Есть что-то провиденциальное в том, что из тверской Ингерманландии Александр Петрович вернулся, через множество поколений, в Ингерманландию коренную – редкий случай, когда можно вспомнить библейское: всё возвращается на круги своя.
Меня завораживает финно-угорский мир.
Гатчина – сердце Ингерманландии
Языковые дифференциации тут особо сложные – я бы сказал, дробно-затейливые, сложно-ветвистые. Охватили они немыслимое пространство. Манси – вепсы – венгры: о их родстве я впервые услышал – и поверил в это с трудом – на лекциях Владимира Николаевича Богачёва, выдающегося переводчика. Он преподавал нам финский в Литературном институте. С его помощью я не слишком удачно переложил на родную речь первую руну «Калевалы».
От Владимира Николаевича я узнал о Матиасе Александре Кастрене (1813–1852).
Теперь это мой любимый герой.
В задумке очерк о философской подоплёке его пионерских исследований.
Матиас Александрович Кастрен искал истоки финского языка.
|
|
В 1841 году вместе с Элиасом Лённротом он отправился в трёхлетнюю экспедицию по Уралу.
Сегодня о нём говорят так: основоположник сравнительной уралистики.

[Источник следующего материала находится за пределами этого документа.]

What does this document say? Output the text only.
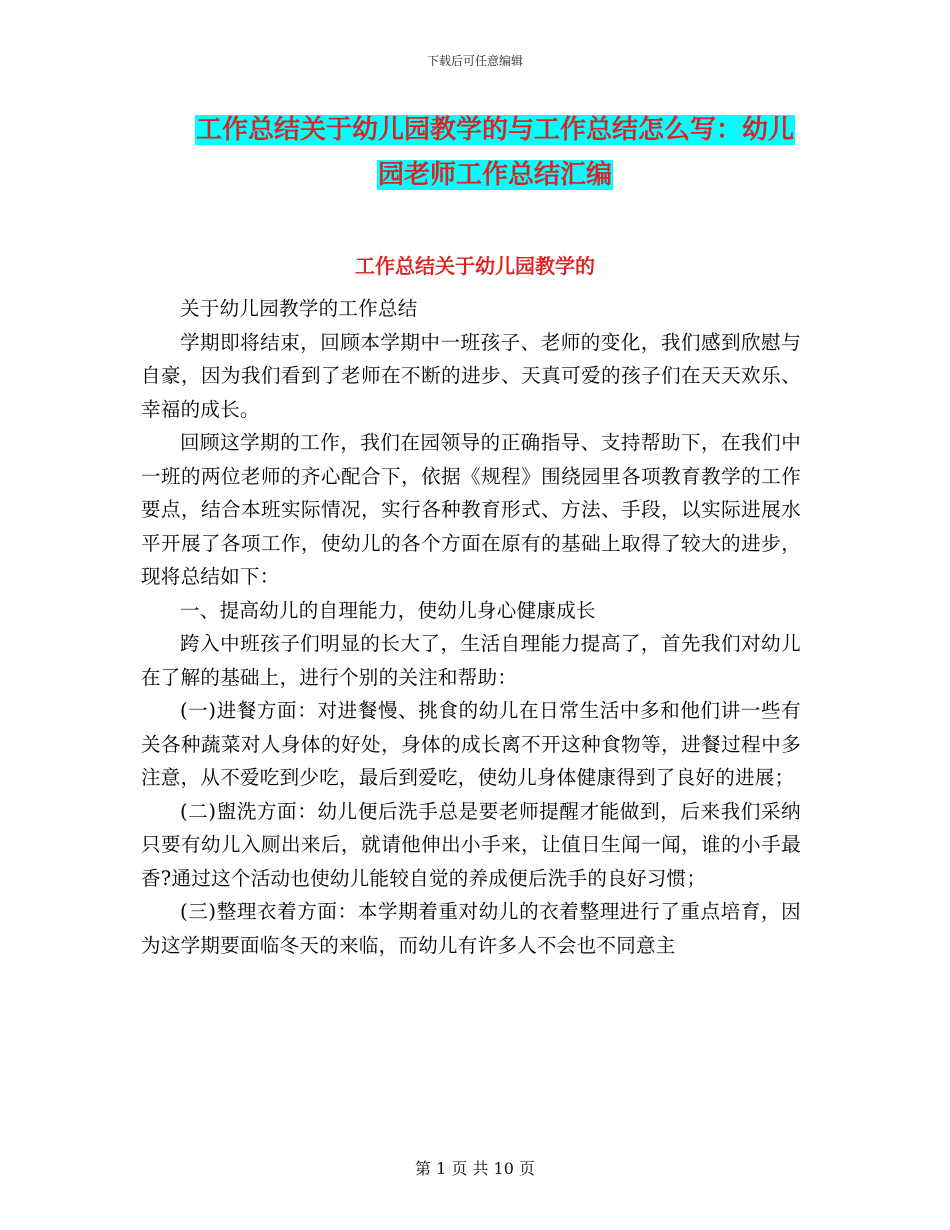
下载后可任意编辑
工作总结关于幼儿园教学的与工作总结怎么写：幼儿
园老师工作总结汇编
工作总结关于幼儿园教学的

关于幼儿园教学的工作总结

学期即将结束，回顾本学期中一班孩子、老师的变化，我们感到欣慰与自豪，因为我们看到了老师在不断的进步、天真可爱的孩子们在天天欢乐、幸福的成长。

回顾这学期的工作，我们在园领导的正确指导、支持帮助下，在我们中一班的两位老师的齐心配合下，依据《规程》围绕园里各项教育教学的工作要点，结合本班实际情况，实行各种教育形式、方法、手段，以实际进展水平开展了各项工作，使幼儿的各个方面在原有的基础上取得了较大的进步，现将总结如下：

一、提高幼儿的自理能力，使幼儿身心健康成长

跨入中班孩子们明显的长大了，生活自理能力提高了，首先我们对幼儿在了解的基础上，进行个别的关注和帮助：

(一)进餐方面：对进餐慢、挑食的幼儿在日常生活中多和他们讲一些有关各种蔬菜对人身体的好处，身体的成长离不开这种食物等，进餐过程中多注意，从不爱吃到少吃，最后到爱吃，使幼儿身体健康得到了良好的进展；

(二)盥洗方面：幼儿便后洗手总是要老师提醒才能做到，后来我们采纳只要有幼儿入厕出来后，就请他伸出小手来，让值日生闻一闻，谁的小手最香?通过这个活动也使幼儿能较自觉的养成便后洗手的良好习惯；

(三)整理衣着方面：本学期着重对幼儿的衣着整理进行了重点培育，因为这学期要面临冬天的来临，而幼儿有许多人不会也不同意主

第 1 页 共 10 页
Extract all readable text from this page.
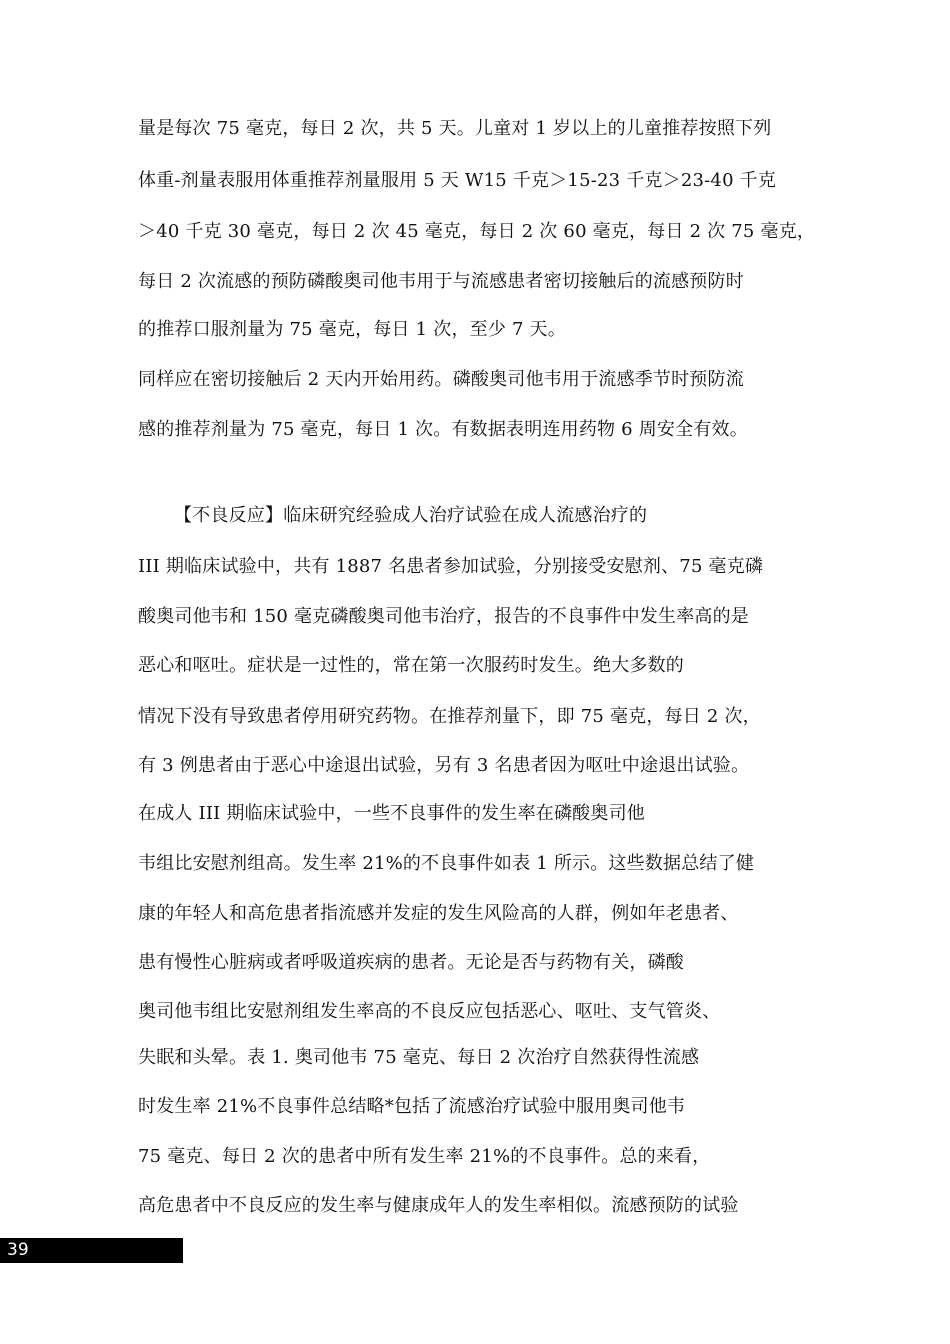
量是每次 75 毫克，每日 2 次，共 5 天。儿童对 1 岁以上的儿童推荐按照下列
体重-剂量表服用体重推荐剂量服用 5 天 W15 千克＞15-23 千克＞23-40 千克
＞40 千克 30 毫克，每日 2 次 45 毫克，每日 2 次 60 毫克，每日 2 次 75 毫克，
每日 2 次流感的预防磷酸奥司他韦用于与流感患者密切接触后的流感预防时
的推荐口服剂量为 75 毫克，每日 1 次，至少 7 天。
同样应在密切接触后 2 天内开始用药。磷酸奥司他韦用于流感季节时预防流
感的推荐剂量为 75 毫克，每日 1 次。有数据表明连用药物 6 周安全有效。
【不良反应】临床研究经验成人治疗试验在成人流感治疗的
III 期临床试验中，共有 1887 名患者参加试验，分别接受安慰剂、75 毫克磷
酸奥司他韦和 150 毫克磷酸奥司他韦治疗，报告的不良事件中发生率高的是
恶心和呕吐。症状是一过性的，常在第一次服药时发生。绝大多数的
情况下没有导致患者停用研究药物。在推荐剂量下，即 75 毫克，每日 2 次，
有 3 例患者由于恶心中途退出试验，另有 3 名患者因为呕吐中途退出试验。
在成人 III 期临床试验中，一些不良事件的发生率在磷酸奥司他
韦组比安慰剂组高。发生率 21%的不良事件如表 1 所示。这些数据总结了健
康的年轻人和高危患者指流感并发症的发生风险高的人群，例如年老患者、
患有慢性心脏病或者呼吸道疾病的患者。无论是否与药物有关，磷酸
奥司他韦组比安慰剂组发生率高的不良反应包括恶心、呕吐、支气管炎、
失眠和头晕。表 1. 奥司他韦 75 毫克、每日 2 次治疗自然获得性流感
时发生率 21%不良事件总结略*包括了流感治疗试验中服用奥司他韦
75 毫克、每日 2 次的患者中所有发生率 21%的不良事件。总的来看，
高危患者中不良反应的发生率与健康成年人的发生率相似。流感预防的试验
39
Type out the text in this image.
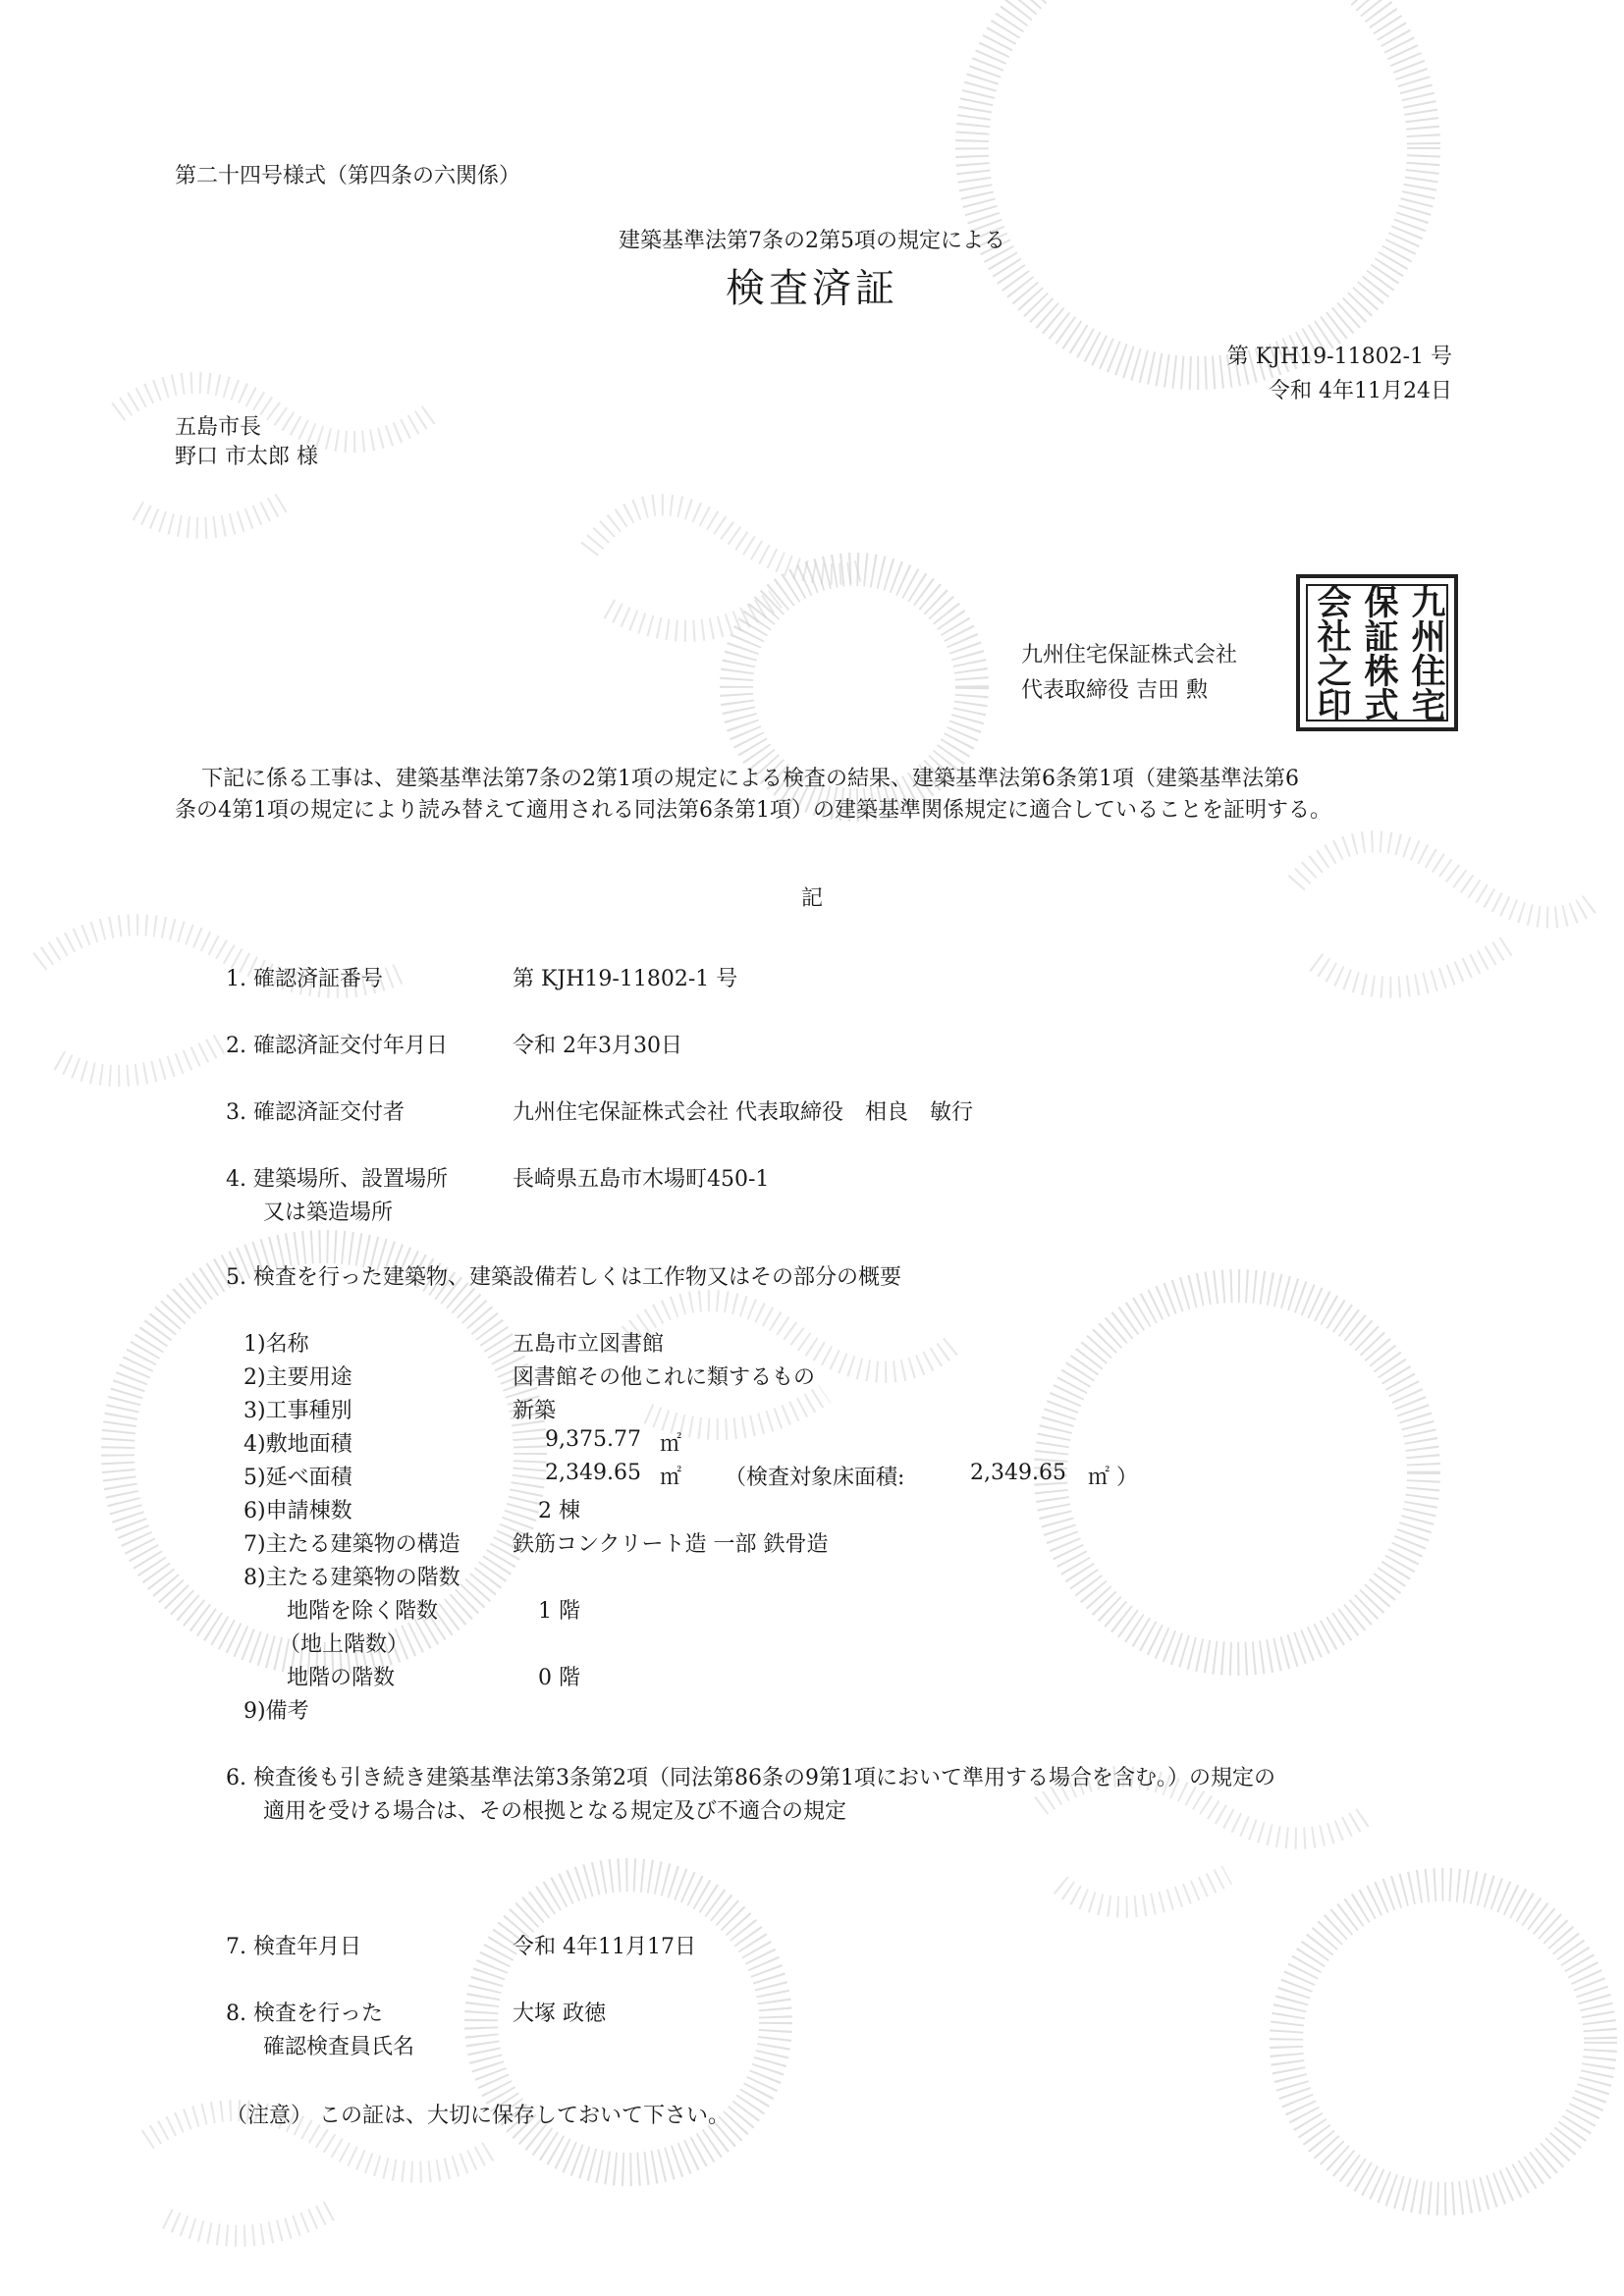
第二十四号様式（第四条の六関係）
建築基準法第7条の2第5項の規定による
検査済証
第 KJH19-11802-1 号
令和 4年11月24日
五島市長
野口 市太郎 様
九州住宅保証株式会社
代表取締役 吉田 勲	九州住宅
保証株式
会社之印
下記に係る工事は、建築基準法第7条の2第1項の規定による検査の結果、建築基準法第6条第1項（建築基準法第6
条の4第1項の規定により読み替えて適用される同法第6条第1項）の建築基準関係規定に適合していることを証明する。
記
1. 確認済証番号	第 KJH19-11802-1 号
2. 確認済証交付年月日	令和 2年3月30日
3. 確認済証交付者	九州住宅保証株式会社 代表取締役　相良　敏行
4. 建築場所、設置場所
又は築造場所
長崎県五島市木場町450-1
5. 検査を行った建築物、建築設備若しくは工作物又はその部分の概要
1)名称	五島市立図書館
2)主要用途	図書館その他これに類するもの
3)工事種別	新築
4)敷地面積	9,375.77 ㎡
5)延べ面積	2,349.65 ㎡ （検査対象床面積:	2,349.65 ㎡ ）
6)申請棟数	2 棟
7)主たる建築物の構造 鉄筋コンクリート造 一部 鉄骨造
8)主たる建築物の階数
地階を除く階数	1 階
（地上階数）
地階の階数	0 階
9)備考
6. 検査後も引き続き建築基準法第3条第2項（同法第86条の9第1項において準用する場合を含む。）の規定の
適用を受ける場合は、その根拠となる規定及び不適合の規定
7. 検査年月日	令和 4年11月17日
8. 検査を行った
確認検査員氏名
大塚 政徳
（注意） この証は、大切に保存しておいて下さい。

Потом, преследуя цель, он дошёл аж до Минусинской котловины.
До Байкала!
Планировал поездку в Японию.
Матвей Александрович Кастрен
В написанной на латыни диссертации «De affinitate declinationum in lingua Fennica, Esthonica et Lapponica» («Об особенностях склонения в финском, эстонском и саамском языках») Матвей Александрович Кастрен, верноподданный Российской империи, затронул и ингерманландский пласт.
Водь – ижора – савакоты – эвремейсы: я так и не понял, как из них получились инкери.
Прекрасный народ!
У моей мамы было две раны: это трагедия канадских финнов – и трагедия ингерманландцев.
Как могла, она помогала и тем, и другим.
Первым – с большим риском: это был 1938 г.
Вторым – после снятия с них опалы.
Судьба подарила мне глубокую, сердечную дружбу с Марией Ивановной Каява (1908–1998) – великой дочерью ингерманландского народа.